The ‘Art’ of Market Science
Market researchers have been taking what respondents say and interpreting them for years. Few market researchers would simply take what a respondent says and report it as a finding. When Lindstrom and others show that what people say is not a good guide to what they will do they are not really saying anything new. Dealing with this issue has been part of market research's stock-in-trade since its infancy. For example, sales estimates from respondents are based on what the respondents say, but they are typically converted using algorithms based on the sort of changes necessary to convert a set of respondent scores into metrics that have some link with the real world.
Summary
My net position is that market research often works, but not in the way that it is often claimed. However, by not focusing on the real reasons that market research works, people run the risk of being surprised when it does not work.
Hi Ray. Interesting thoughts on the prediction markets. I like your answer b and was thinking something similar.
Perhaps quant works because what people say they will do is no more than an approximation of what they might do, based on their own beliefs (which are absolutely influenced by the beliefs of others and what they believe other people who are like them would do.
Then, over a big sample, with all respondents going through the same process of thought, the differences between what they say they would do and what they actually do are evened out i.e.
1. I said I would do buy X and I did
2. You said you would buy X but bought Y
3. Pete said he would buy Y and bought Y
4. Trish said she would buy Y and bought X
The same amount of X and Y as predicted by the research evened out over the big sample although many people changed their decision.
Apologies if this is what you meant in your original post - although I think this is a slight addendum to it (i.e. some people do exactly as they intended)
Posted by: andy b | January 22, 2010 at 11:35 AM
Hi Andy, here is some support for the idea and a possible method by which it might work.
a)prediction markets, such as the Iowa Electronic Markets are able to predict election results on the basis of people buying and selling shares in who they think will win, i.e. estimating what other people want.
b) Let's look at the influence of personal networks. Let's assume your views are partly your views and partly some mix of, say you 20 closest contacts. Now let's take one member of that network of 20 people, their choice is going to be based on their views and their network of 20. In most 'normal' societies, that person's network of 20 will be different from you 20, perhaps 6-12 in common, so this person may make the same choice as you, or it may adjust to represent their 20 people. Keep doing that through a sample which is not intimately linked, even if it is not random, you will get a very wide spread that is closer to the true mean than any of the people will be.
Posted by: Ray Poynter | January 21, 2010 at 10:41 PM
I'm not sure I agree with your conjecture of people saying what they think other people like them might do, ray. If that were true, then wouldn't the people like them make the same decision also? That seems to be a logical argument.

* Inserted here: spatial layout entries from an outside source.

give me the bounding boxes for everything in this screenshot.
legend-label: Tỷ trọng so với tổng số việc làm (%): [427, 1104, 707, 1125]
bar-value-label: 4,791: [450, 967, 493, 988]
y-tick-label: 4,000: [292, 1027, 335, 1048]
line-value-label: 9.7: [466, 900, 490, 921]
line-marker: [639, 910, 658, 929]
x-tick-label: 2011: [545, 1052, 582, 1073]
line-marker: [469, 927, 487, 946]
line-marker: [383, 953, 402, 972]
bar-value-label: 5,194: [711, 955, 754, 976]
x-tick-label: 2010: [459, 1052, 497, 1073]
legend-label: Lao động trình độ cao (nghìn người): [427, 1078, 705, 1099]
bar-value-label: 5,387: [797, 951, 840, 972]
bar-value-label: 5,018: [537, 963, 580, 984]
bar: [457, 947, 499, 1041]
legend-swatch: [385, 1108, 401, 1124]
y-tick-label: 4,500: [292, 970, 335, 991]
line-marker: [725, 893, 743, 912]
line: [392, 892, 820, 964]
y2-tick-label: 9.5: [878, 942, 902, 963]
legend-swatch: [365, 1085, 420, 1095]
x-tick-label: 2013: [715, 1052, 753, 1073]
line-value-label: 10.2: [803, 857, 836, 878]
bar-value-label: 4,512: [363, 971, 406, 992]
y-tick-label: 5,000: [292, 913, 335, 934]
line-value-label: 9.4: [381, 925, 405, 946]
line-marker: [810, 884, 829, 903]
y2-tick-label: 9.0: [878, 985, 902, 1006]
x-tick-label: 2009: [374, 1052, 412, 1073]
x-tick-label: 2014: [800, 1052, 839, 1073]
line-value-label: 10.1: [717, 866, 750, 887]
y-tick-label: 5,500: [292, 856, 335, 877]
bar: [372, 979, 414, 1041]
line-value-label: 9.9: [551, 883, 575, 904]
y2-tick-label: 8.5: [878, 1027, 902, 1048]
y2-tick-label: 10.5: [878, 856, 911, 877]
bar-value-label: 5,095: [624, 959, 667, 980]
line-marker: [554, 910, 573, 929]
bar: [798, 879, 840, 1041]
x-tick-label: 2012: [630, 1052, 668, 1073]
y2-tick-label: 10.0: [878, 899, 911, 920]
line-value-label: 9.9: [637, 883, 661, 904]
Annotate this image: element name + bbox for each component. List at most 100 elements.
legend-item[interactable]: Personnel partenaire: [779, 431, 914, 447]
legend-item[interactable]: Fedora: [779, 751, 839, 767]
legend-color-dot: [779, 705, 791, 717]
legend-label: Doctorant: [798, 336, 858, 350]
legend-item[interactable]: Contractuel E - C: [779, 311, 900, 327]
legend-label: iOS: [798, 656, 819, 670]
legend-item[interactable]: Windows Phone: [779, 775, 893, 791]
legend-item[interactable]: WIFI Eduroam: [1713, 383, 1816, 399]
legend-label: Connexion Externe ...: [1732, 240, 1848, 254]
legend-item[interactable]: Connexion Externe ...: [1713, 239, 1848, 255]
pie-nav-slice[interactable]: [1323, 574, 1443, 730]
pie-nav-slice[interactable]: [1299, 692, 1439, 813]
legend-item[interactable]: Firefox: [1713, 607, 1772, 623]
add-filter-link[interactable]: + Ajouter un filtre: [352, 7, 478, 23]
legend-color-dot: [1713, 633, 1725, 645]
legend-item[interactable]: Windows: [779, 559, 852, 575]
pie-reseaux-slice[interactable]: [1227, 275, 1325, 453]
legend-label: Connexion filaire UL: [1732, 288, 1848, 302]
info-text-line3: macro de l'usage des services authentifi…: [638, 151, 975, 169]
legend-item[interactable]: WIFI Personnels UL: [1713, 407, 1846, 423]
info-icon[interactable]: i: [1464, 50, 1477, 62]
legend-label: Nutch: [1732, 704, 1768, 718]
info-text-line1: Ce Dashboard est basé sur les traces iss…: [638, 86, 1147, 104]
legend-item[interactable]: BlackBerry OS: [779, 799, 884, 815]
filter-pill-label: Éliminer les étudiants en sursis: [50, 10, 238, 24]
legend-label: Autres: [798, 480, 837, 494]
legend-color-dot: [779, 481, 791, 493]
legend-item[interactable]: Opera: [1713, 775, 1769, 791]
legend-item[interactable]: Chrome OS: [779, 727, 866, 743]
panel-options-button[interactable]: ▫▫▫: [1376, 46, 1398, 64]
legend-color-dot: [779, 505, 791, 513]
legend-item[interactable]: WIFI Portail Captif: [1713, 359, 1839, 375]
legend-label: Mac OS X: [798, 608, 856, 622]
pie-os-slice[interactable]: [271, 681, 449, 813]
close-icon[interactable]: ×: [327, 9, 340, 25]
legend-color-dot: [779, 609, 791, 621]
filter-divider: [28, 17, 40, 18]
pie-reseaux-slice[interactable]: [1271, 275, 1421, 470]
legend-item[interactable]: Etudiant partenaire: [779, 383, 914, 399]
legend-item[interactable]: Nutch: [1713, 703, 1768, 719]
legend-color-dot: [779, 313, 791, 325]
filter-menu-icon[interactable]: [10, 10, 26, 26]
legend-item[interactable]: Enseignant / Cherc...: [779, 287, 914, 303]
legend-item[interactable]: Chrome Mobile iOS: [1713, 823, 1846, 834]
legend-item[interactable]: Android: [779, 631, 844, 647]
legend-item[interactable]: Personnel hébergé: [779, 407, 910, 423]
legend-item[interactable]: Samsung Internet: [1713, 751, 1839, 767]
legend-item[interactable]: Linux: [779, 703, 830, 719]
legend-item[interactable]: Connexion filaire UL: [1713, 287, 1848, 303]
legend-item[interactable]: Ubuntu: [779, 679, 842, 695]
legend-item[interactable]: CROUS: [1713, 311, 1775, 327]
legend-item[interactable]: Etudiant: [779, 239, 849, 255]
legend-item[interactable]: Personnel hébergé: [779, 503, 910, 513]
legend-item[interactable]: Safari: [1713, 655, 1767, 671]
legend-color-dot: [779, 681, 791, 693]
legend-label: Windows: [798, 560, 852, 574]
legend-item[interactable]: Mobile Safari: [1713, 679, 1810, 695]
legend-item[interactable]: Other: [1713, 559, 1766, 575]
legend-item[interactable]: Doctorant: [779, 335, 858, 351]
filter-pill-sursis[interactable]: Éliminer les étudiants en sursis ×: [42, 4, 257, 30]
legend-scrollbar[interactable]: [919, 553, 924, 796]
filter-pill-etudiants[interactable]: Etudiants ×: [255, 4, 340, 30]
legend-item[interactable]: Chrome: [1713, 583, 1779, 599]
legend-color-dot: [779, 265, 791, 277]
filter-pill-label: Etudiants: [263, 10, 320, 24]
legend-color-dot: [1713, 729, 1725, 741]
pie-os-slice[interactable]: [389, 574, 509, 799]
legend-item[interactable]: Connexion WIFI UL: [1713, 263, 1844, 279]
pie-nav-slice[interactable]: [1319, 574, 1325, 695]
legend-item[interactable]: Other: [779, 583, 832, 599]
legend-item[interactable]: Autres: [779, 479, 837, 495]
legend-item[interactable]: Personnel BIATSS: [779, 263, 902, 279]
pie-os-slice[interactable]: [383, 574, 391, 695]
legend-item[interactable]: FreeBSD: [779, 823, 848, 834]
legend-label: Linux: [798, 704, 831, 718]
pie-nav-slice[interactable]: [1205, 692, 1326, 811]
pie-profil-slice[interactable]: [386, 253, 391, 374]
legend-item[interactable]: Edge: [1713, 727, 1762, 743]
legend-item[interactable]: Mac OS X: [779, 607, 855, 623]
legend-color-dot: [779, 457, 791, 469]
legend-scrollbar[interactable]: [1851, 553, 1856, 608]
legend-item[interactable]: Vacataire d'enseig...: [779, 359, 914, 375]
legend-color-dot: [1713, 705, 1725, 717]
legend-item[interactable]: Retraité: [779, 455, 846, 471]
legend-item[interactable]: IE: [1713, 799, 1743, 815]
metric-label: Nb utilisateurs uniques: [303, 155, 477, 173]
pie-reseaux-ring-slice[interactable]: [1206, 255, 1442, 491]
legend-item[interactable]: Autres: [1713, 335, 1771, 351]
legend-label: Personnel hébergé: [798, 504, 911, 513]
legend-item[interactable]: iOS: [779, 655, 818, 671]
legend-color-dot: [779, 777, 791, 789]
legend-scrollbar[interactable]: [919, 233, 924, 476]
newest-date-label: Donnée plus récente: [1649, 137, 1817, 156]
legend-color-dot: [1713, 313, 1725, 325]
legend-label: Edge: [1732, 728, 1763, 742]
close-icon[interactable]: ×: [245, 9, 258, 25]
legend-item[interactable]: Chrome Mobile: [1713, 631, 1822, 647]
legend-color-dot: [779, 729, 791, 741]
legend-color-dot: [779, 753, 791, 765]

Posted by: Andy b | January 21, 2010 at 09:29 PM
Ray,
Very good points. While scientific rigor is always good, sampling rigor is often not realistic due to budgetary/timing constraints and, as you point out, it is often not necessary. A significant portion of market research does indeed serve the purpose of risk mitigation. Better understanding the appeal (or lack there of) of a new product or service or the audience to which it will be marketed is many orders of magnitude cheaper via market research in comparison to proceeding blindly with the launch.
There will always be flaws or elements of market research that can be "nitpicked", but well designed research provides vital information at a cost that is a fraction of the unmitigated risk.